Download PDF version

The Business Environment and Enterprise Performance Survey (BEEPS), implemented by the EBRD in partnership with the World Bank Group, is a face-to-face survey with enterprise managers that examines the quality of the business environment.

Surveying the transition region

The fifth round of BEEPS was launched in Russia in August 2011, followed by other countries in late 2012 and early 2013. Fieldwork was completed in July 2014.

In total, top managers of more than 15,800 randomly selected firms were surveyed across 29 countries in which the EBRD works as well as the Czech Republic. Surveyed firms include small, medium and large enterprises in manufacturing, wholesale and retail trade, transport, construction and other service sectors.

The BEEPS covers topics such as infrastructure, competition, sale and supply, labour, innovation, land and permits, crime, finance and business-government relations. Firms were asked to express their opinions about the degree to which various components of the business environment represent obstacles to their current business operations, using a five-point scale: “no obstacle”, “minor”, “moderate”, “major” or “very severe obstacle”.

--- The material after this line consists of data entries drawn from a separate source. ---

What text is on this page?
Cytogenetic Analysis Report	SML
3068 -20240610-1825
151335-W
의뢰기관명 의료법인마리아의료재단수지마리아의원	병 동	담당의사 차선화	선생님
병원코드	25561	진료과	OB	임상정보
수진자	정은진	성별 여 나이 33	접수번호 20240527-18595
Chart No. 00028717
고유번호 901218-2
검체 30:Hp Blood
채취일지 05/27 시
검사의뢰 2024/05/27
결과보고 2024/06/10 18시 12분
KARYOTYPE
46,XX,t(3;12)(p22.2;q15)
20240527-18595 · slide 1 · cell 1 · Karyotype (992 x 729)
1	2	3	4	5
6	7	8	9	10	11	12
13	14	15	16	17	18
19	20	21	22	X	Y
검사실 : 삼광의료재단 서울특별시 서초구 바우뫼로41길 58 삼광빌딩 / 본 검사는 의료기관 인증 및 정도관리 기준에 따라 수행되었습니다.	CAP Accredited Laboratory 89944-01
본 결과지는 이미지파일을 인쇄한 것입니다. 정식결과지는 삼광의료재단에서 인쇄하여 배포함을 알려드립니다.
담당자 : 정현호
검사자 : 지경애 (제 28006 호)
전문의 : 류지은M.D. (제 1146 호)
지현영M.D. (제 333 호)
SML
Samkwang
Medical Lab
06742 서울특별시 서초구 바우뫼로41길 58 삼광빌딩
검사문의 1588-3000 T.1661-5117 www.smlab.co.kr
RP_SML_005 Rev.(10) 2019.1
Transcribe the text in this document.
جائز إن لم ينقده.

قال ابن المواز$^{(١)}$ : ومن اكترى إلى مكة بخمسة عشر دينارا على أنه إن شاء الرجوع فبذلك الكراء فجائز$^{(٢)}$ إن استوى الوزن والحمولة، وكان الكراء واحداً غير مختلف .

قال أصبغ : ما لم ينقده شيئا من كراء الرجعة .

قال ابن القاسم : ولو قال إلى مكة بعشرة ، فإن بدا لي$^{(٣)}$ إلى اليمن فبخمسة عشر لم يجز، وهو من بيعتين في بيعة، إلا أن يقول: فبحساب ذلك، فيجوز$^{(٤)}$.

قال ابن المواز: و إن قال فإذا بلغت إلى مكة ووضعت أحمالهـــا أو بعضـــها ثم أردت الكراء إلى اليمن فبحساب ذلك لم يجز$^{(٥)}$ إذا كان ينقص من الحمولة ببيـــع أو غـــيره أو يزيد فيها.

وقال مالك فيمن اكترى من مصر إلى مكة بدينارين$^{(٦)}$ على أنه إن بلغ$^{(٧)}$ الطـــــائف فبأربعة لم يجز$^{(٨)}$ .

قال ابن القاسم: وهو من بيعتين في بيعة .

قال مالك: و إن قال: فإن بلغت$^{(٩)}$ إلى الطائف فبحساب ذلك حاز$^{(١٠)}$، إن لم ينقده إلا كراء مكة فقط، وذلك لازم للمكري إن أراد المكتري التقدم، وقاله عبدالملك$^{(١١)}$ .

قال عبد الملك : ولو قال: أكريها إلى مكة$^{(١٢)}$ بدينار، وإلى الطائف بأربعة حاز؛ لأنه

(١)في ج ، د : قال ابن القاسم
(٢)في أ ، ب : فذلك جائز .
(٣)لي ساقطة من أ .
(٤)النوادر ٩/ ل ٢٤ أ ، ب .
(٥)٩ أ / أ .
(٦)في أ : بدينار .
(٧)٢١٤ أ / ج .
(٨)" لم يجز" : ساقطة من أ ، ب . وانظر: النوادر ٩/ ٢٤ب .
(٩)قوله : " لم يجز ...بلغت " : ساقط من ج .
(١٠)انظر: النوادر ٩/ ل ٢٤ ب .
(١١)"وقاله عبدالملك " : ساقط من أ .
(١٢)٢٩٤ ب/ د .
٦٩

One difficulty in assessing the business environment lies in the fact that respondents’ answers may reflect differences in the “propensity to complain”, that is, the sensitivity with which enterprises experience or report constraints on their business, rather than actual differences in these constraints. For example, growing firms may view workforce skills as more of an obstacle than shrinking enterprises, even if they are both in the same sector and location. In order to address this difficulty, the analysis uses the perceived severity of constraints as a measure of the quality of various components of the business environment and controls for the characteristics of the individual firm (including size, age, industry and export activity) as well as the characteristics of the manager who responded to the survey (gender, tenure and position within the firm). Because this type of analysis is based on the relative constraints as perceived by each firm, it can only indicate policy priorities and cannot be used to rank the countries by the quality of their business environment or to compare the severity of business environment obstacles across countries.

The BEEPS V results show that most firms in the transition region identified competitors’ practices in the informal sector, (limited) access to finance and electricity issues as the main constraints. The reasons underlying this ranking vary across regions and countries. For example, in some countries enterprises complained about electricity because of the increase in industrial energy prices, while others struggled with unpredictable electricity supply and experienced frequent power outages. For large firms (100+ employees), electricity ranked first place, followed by competitors’ practices in the informal sector and access to finance. For firms less than 5 years old, on the other hand, access to finance was at the top, followed by competitors’ practices in the informal sector and corruption. Access to finance was also the most binding constraint for manufacturing firms, while firms in the service sector put electricity at the top.

Cross-country variation

The business environment of course varies significantly across countries. The table below shows the three most binding constraints as perceived by representative firms in each of the 29 countries surveyed. In some countries, firms complain about elements of the business environment that do not, on average, rank highly as constraints in the transition region as a whole. For example, access to land was the third most binding constraint in Azerbaijan, but it does not feature among the top three in other countries.

There are some common business environment features across the regions, most noticeably so in south-eastern Europe, where competitors’ practices in the informal sector were named as one of the three most binding constraints in six out of eight countries. In Central Asia, on the other hand, electricity issues were identified as one of the top three most binding constraints in all countries. It is also interesting to note that firms in labour-exporting countries such as Belarus, Latvia and Lithuania considered workforce skills to be the most binding obstacle.

The results also suggest that neighbouring countries often have very different profiles in terms of their business environment. For example, in the Kyrgyz Republic, firms perceived political instability, corruption and electricity issues to be the most important obstacles to their operations. By contrast, firms in neighbouring Tajikistan were most constrained by electricity issues, access to finance and competitors’ practices in the informal sector.

The elements of the business environment that do not appear to be among the top three binding constraints in any of the transition countries are transport, crime, theft and disorder, labour regulations, telecommunications, customs and trade regulations, business licensing, and permits and courts. Customs and trade regulations were not seen as one of the top three constraints, which can be explained by the improved trade integration, with the European Union or the Eurasian Customs Union, as well as free trade agreements. The fact that courts were not regarded as a constraint is somewhat surprising, but is most likely the result of only a small percentage of firms in any given country going to court to settle disputes.